In my opinion, the best way to protect your home from Medicaid liens is to give the property to your children, but to keep a “life estate.” Keeping a “life estate” means that you legally own the property as long as you are living. Nobody can kick you out. Yet, you have legally given away a “future interest” in the property to your children. This means that your children already own the property now, but cannot use it while you are living. If you were to pass away, the children would automatically be the full owners of the property.
If you give your home to your children (or other loved ones), but keep a life estate, these are some of the consequences: 1) you cannot take the property back unless your child agrees; 2) you cannot mortgage or sell the property unless your child agrees; 3) if you do sell the property while you are living, you will get only part of the money from the sale, and your child will get part of the money; 4) when you die, the value of the property will be counted with your other assets to see if you have more than $1 million (if you do, there may be an estate tax.) 5) If you apply for Medicaid within 5 years, there will be a penalty period ( a period of time during which Medicaid will not pay nursing home costs).

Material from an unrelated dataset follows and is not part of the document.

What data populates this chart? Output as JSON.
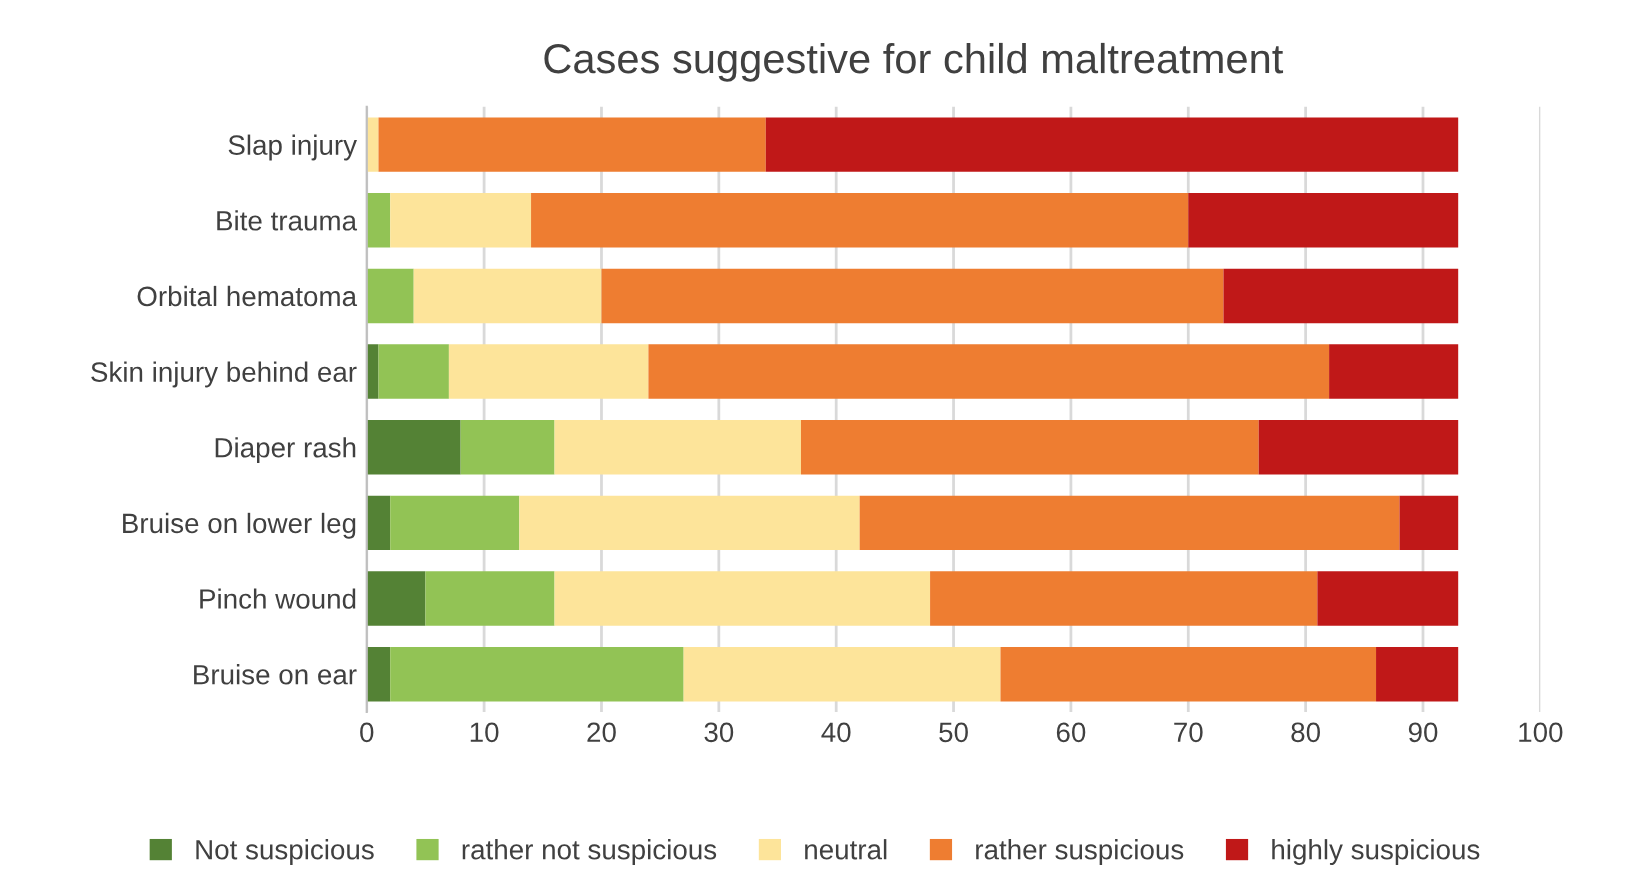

There are several advantages to giving away your property while you are living, but keeping a life estate: 1) you will still be entitled to the homeowners exemption from property tax; 2) you can live in your home for the rest of your life; 3) there will be no probate of your home when you die; 4) a Medicaid lien cannot take the property away from your children; 5) when you die, the property gets a “stepped up basis” so that if your children sell the property, they will pay little or no capital gains taxes (because of the 2001 Tax Act, there will may be no stepped up basis if you die in the year 2010.)
If you already have your property in a revocable living trust, you can still use the life estate technique. You just take the property out of your revocable living trust, put it back in your own name, then give it to your children, keeping a life estate. If more senior citizens did this, more children would be protected from Medicaid liens on the family home.